Une affirmation aussi arbitraire que péremptoire qui n’appelle pas le
moindre commentaire … Mais les généralités énoncées par cet individu ne
peuvent laisser de marbre lorsqu’elles atteignent le niveau de la
banalité la plus saugrenue, lorsqu’il affirme par exemple que la
religion est un facteur de guerres qui « convoque le fascisme à son chevet » « dans les cas extrêmes ». On pense au détour de telles allégations à la notion fumeuse de « fascislamisme »
telle que propagée par le précité BHL (également actionnaire de
Libération) … Il paraît (presque) inutile de rappeler que le nazisme, le
fascisme et le stalinisme se sont bâtis sur des présupposés prétendant
justement libérer « l’homme nouveau » de ses déterminations religieuses …
Néanmoins, on reconnaîtra à Libération le mérite de confronter ces propos à ceux de l’essayiste Patrick Viveret (p.14), critiquant explicitement l’amalgame du Monde assimilant le 7 janvier au 11 septembre. « L’extension
du terrorisme alimenté par le fanatisme qu’exprime aujourd’hui Daech
est une conséquence directe de la politique conduite par
l’administration Bush en réponse aux attentats du 11 septembre », écrit-il. Telle est pour lui la nature de ces conséquences : « les
atteintes majeures aux libertés organisées par le Patriot Act, les
crimes contre l’humanité commis dans les camps de torture organisés par
la CIA, les logiques de la peur et du repli qui conduisent aux
régressions racistes malgré la présence historique d’un noir à la Maison
Blanche », sans oublier la fabrique du chaos en Irak et en Afghanistan qu’il évoque également. Dans le même élan, l’avocat William Bourdon pointe du doigt « ceux
qui n’ont eu de cesse d’entretenir l’idée à bas bruit que, dans chaque
musulman, quoiqu’ils en disent, il y aurait un logiciel caché qui en
ferait virtuellement toujours un apprenti sorcier, un ennemi de la
république ». Ce dernier a par ailleurs l’intelligence de cette injonction : « il
faut redire avec force que nous ne sommes pas en guerre et c’est le
second piège. Le dire n’est pas mésestimer la gravité de ce qui s’est
passé, ni même les menaces qui pèsent, c’est rappeler que cet abus de
langage est lui-même lourd de menaces (…) La répétition obsédée du
langage de la guerre porte en lui les germes d’une guerre civile latente
et ce qui l’accompagne, un état d’exception qui ne dit pas son nom ».

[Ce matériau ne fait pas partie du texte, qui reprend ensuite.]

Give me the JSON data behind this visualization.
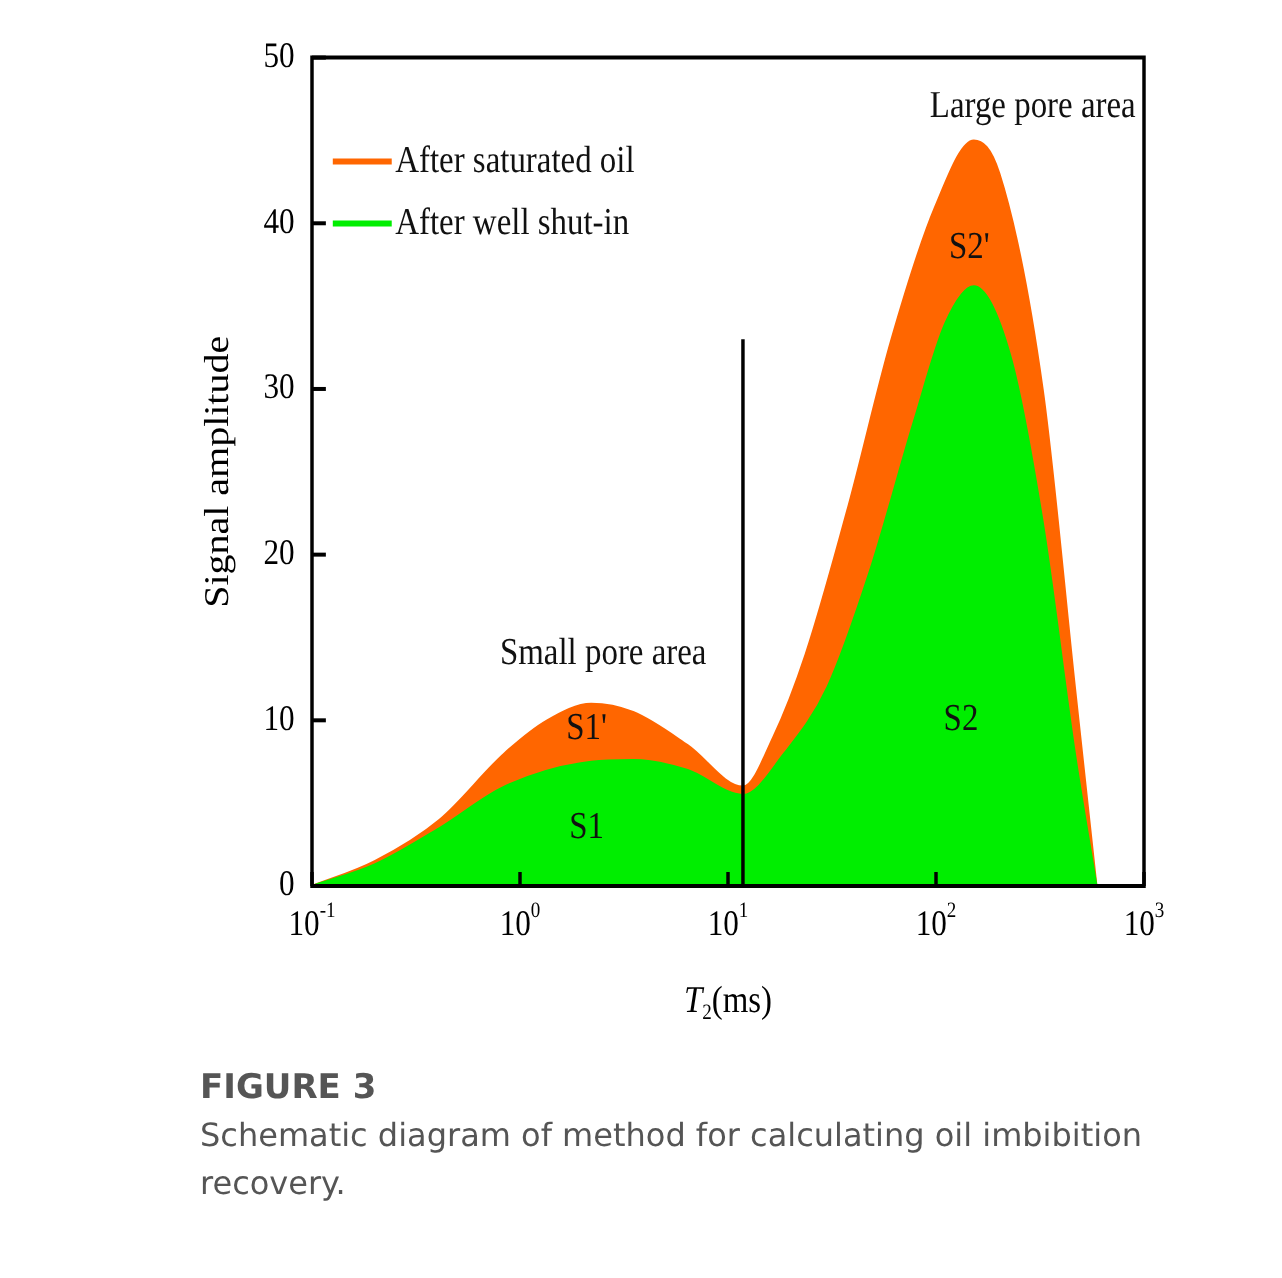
{
  "chart_data": {
    "type": "area",
    "xlabel": "T$_{2}$(ms)",
    "ylabel": "Signal amplitude",
    "log": "x",
    "xlim": [
      0.1,
      1000
    ],
    "xticks": [
      {
        "value": 0.1,
        "label": "10$^{-1}$"
      },
      {
        "value": 1,
        "label": "10$^{0}$"
      },
      {
        "value": 10,
        "label": "10$^{1}$"
      },
      {
        "value": 100,
        "label": "10$^{2}$"
      },
      {
        "value": 1000,
        "label": "10$^{3}$"
      }
    ],
    "ylim": [
      0,
      50
    ],
    "yticks": [
      0,
      10,
      20,
      30,
      40,
      50
    ],
    "grid": false,
    "legend": "top left",
    "series": [
      {
        "name": "After saturated oil",
        "color": "#ff6600",
        "type": "area",
        "x": [
          0.1,
          0.2,
          0.41,
          0.84,
          1.35,
          2.2,
          3.5,
          6.4,
          11.8,
          16.5,
          23.6,
          38,
          61,
          99,
          152,
          202,
          326,
          466,
          592
        ],
        "values": [
          0,
          1.5,
          4,
          8,
          10,
          11,
          10.5,
          8.5,
          6,
          9,
          14,
          23,
          33,
          41,
          45,
          43,
          30,
          12,
          0
        ]
      },
      {
        "name": "After well shut-in",
        "color": "#00ee00",
        "type": "area",
        "x": [
          0.1,
          0.2,
          0.41,
          0.84,
          2.2,
          3.5,
          6.4,
          11.8,
          18.6,
          30,
          48,
          78,
          111,
          152,
          228,
          326,
          466,
          592
        ],
        "values": [
          0,
          1.3,
          3.5,
          6,
          7.5,
          7.6,
          7,
          5.5,
          8,
          12,
          19,
          28,
          34,
          36.2,
          32,
          22,
          8,
          0
        ]
      },
      {
        "color": "#000000",
        "type": "line",
        "x": [
          11.8,
          11.8
        ],
        "values": [
          0,
          33
        ]
      }
    ],
    "annotations": [
      "Small pore area",
      "Large pore area",
      "S1'",
      "S1",
      "S2'",
      "S2",
      "FIGURE 3",
      "Schematic diagram of method for calculating oil imbibition recovery."
    ]
  }
}
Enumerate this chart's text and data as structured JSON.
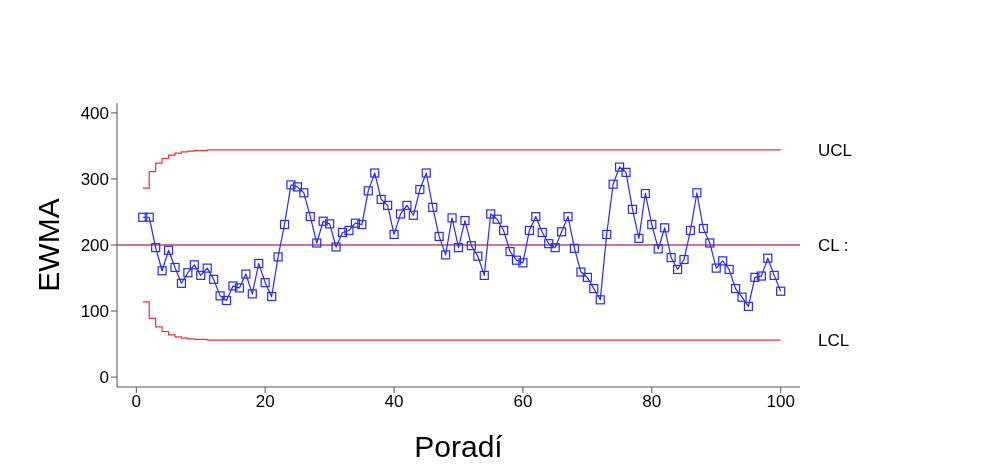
{
  "chart_data": {
    "type": "line",
    "xlabel": "Poradí",
    "ylabel": "EWMA",
    "xlim": [
      -3,
      103
    ],
    "ylim": [
      -15,
      415
    ],
    "xticks": [
      0,
      20,
      40,
      60,
      80,
      100
    ],
    "yticks": [
      0,
      100,
      200,
      300,
      400
    ],
    "series": [
      {
        "color": "#2828ff",
        "marker": "square",
        "x": [
          1,
          2,
          3,
          4,
          5,
          6,
          7,
          8,
          9,
          10,
          11,
          12,
          13,
          14,
          15,
          16,
          17,
          18,
          19,
          20,
          21,
          22,
          23,
          24,
          25,
          26,
          27,
          28,
          29,
          30,
          31,
          32,
          33,
          34,
          35,
          36,
          37,
          38,
          39,
          40,
          41,
          42,
          43,
          44,
          45,
          46,
          47,
          48,
          49,
          50,
          51,
          52,
          53,
          54,
          55,
          56,
          57,
          58,
          59,
          60,
          61,
          62,
          63,
          64,
          65,
          66,
          67,
          68,
          69,
          70,
          71,
          72,
          73,
          74,
          75,
          76,
          77,
          78,
          79,
          80,
          81,
          82,
          83,
          84,
          85,
          86,
          87,
          88,
          89,
          90,
          91,
          92,
          93,
          94,
          95,
          96,
          97,
          98,
          99,
          100
        ],
        "values": [
          242,
          242,
          196,
          161,
          192,
          166,
          142,
          158,
          170,
          154,
          165,
          148,
          123,
          116,
          138,
          135,
          156,
          126,
          172,
          143,
          122,
          182,
          231,
          291,
          288,
          279,
          243,
          203,
          236,
          232,
          197,
          219,
          222,
          233,
          231,
          282,
          309,
          269,
          260,
          216,
          247,
          260,
          245,
          284,
          309,
          257,
          213,
          185,
          241,
          196,
          237,
          199,
          183,
          154,
          247,
          239,
          222,
          190,
          177,
          173,
          222,
          243,
          219,
          202,
          196,
          220,
          243,
          195,
          159,
          151,
          134,
          117,
          216,
          292,
          318,
          310,
          254,
          210,
          278,
          231,
          194,
          226,
          181,
          163,
          178,
          222,
          279,
          225,
          203,
          165,
          176,
          163,
          134,
          121,
          107,
          151,
          153,
          180,
          154,
          130
        ]
      },
      {
        "type": "step",
        "name": "UCL",
        "color": "#ff2a2a",
        "marker": "none",
        "x": [
          1,
          2,
          3,
          4,
          5,
          6,
          7,
          8,
          9,
          10,
          11,
          12,
          100
        ],
        "values": [
          286,
          311,
          324,
          331,
          336,
          339,
          341,
          342,
          343,
          343,
          344,
          344,
          344
        ]
      },
      {
        "type": "step",
        "name": "LCL",
        "color": "#ff2a2a",
        "marker": "none",
        "x": [
          1,
          2,
          3,
          4,
          5,
          6,
          7,
          8,
          9,
          10,
          11,
          12,
          100
        ],
        "values": [
          114,
          89,
          76,
          69,
          64,
          61,
          59,
          58,
          57,
          57,
          56,
          56,
          56
        ]
      }
    ],
    "ref_lines": [
      {
        "axis": "y",
        "value": 200,
        "label": "CL :",
        "color": "#b04878"
      }
    ]
  }
}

L’éditorialiste du Figaro du Vendredi 9 pour sa part,
comme on s’y attend, saute justement sur l’occasion pour prôner
l’édification d’un état d’exception par le profilage et la surveillance
généralisés des populations. « Une surveillance sans relâche est le seul moyen de nous protéger » souligne-t-il en gras. « En
France, une nouvelle législation anti-terroriste, plus musclée, vient
d’être adoptée. Alors faut-il aller encore plus loin ? Certainement ».
Comment contester cette logique imparable ? Si les systèmes de
surveillance généralisée n’ont pas fonctionné, ce n’est pas parce qu’ils
sont inefficaces et inutiles, c’est parce que nous ne sommes pas allés
assez loin dans le profilage systématique … L’éditorialiste ne dissimule
pas son émoi devant les contradictions que cette solution pose au « sacro-saint principe des libertés individuelles », mais n’en présente pas moins cette alternative comme « le prix de notre sécurité, au nom de notre liberté ». C’est oublier le fondement de la démocratie moderne tel qu’énoncé par Benjamin Franklin : « quiconque est prêt à sacrifier un peu de sa liberté pour un peu de sécurité ne mérite ni l’un ni l’autre ».